また、異なる動物に感染するようになれば、その変異ウイルスは「適応度に強みを持つ」ことになり、すぐに他の株を打ち負かすと考えられる。ヒトにも動物にも感染するウイルスはより多くの「選択肢」を持ち、生き残っていく可能性が高まるということだ。

世界的な監視システムが必要


このように、ウイルスが他の動物からヒトに感染するようになる可能性は、常にある。感染したヒトのなかには発症する人も、重症化する人も出てくるだろう。また、大勢が感染すれば、ウイルスはさらに変異し、ヒトからヒトへの感染が起きるおそれもある。

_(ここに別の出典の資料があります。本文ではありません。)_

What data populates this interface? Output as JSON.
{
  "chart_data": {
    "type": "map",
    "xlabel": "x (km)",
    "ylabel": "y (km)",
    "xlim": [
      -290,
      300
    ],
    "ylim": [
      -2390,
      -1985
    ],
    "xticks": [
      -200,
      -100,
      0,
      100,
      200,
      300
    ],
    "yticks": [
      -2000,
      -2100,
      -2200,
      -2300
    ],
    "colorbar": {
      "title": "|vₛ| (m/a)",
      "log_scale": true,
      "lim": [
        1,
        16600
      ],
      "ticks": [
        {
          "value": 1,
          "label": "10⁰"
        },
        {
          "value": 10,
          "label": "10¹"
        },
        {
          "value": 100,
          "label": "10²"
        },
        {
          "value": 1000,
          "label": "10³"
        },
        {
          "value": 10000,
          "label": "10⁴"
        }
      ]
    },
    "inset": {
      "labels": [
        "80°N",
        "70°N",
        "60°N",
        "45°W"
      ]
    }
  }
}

ヒトは警戒を怠ってはならない。そのような感染が発生すれば、1~2カ月後ではなく可能な限り迅速に感染の発生を把握し、報告できる監視システムを構築しておく必要がある。

世界は現在、ロシアで発生するかもしれない鳥インフルエンザの大流行をすぐに特定し、流行を抑制することについて、同国の公衆衛生当局に依存している。だが、理想としては感染が拡大した12月中に、またはその後のできるだけ早い時期に、それは世界中の公衆衛生の専門家に伝えられているべきだった。

ウイルスの検出、調査、そして報告の遅れが、世界中のより多くのヒトを、鳥インフルエンザに感染させていた危険もあったのだ。